Joint MMSE Transceiver Design for Downlink Heterogeneous Network

TL;DR

This paper introduces a flexible MMSE-based transceiver design for downlink MIMO heterogeneous networks, outperforming interference alignment schemes in sum rate and BER, with considerations for various channel models and cooperation scenarios.

Contribution

It presents a novel MMSE transceiver design that is more adaptable and often superior to interference alignment methods in heterogeneous network settings.

Findings

The proposed MMSE scheme outperforms IA schemes in sum rate and BER.

It is more flexible and adaptable to different channel models and cooperation scenarios.

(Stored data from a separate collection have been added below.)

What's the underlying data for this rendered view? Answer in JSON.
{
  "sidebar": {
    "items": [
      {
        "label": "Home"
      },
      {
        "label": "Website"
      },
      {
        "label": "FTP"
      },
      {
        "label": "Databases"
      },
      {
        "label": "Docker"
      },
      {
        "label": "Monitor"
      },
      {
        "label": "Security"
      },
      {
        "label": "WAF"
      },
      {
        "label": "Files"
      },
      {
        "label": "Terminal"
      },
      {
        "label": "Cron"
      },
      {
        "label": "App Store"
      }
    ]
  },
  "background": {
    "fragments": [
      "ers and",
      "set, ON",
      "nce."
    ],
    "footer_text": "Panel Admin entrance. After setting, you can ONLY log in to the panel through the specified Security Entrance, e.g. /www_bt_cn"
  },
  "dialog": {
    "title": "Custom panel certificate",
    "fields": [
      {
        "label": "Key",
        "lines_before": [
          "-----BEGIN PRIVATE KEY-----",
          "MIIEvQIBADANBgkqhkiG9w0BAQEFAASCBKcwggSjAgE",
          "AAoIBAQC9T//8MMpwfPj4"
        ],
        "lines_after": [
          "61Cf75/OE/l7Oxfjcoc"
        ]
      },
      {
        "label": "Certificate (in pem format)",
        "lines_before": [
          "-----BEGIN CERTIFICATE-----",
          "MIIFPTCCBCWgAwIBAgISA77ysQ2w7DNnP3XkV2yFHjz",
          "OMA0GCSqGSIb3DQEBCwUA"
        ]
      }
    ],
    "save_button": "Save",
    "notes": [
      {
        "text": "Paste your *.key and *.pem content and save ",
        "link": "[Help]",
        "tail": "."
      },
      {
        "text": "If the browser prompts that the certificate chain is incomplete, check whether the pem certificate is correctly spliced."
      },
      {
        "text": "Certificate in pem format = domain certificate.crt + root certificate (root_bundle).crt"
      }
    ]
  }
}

The scheme is computationally more complex than IA but offers better performance.

Abstract

In this paper, we propose a minimum mean square error (MMSE) based transceiver design scheme for a downlink multiple-input multiple-output (MIMO) two-tier heterogeneous network with general linear equality per-cell power constraints. Three practical channel models with both perfect and imperfect channel state information are used in simulations. In each channel model, we consider two system configurations, two data transmission schemes and two cellular cooperation scenarios. Our study shows that the proposed MMSE scheme is more flexible than interference alignment (IA) based scheme. For the cases where the IA-type scheme is applicable, the proposed scheme generally outperforms IA-type scheme in terms of average sum rate and bit error rate (BER), but is computationally more complex than the IA-type scheme.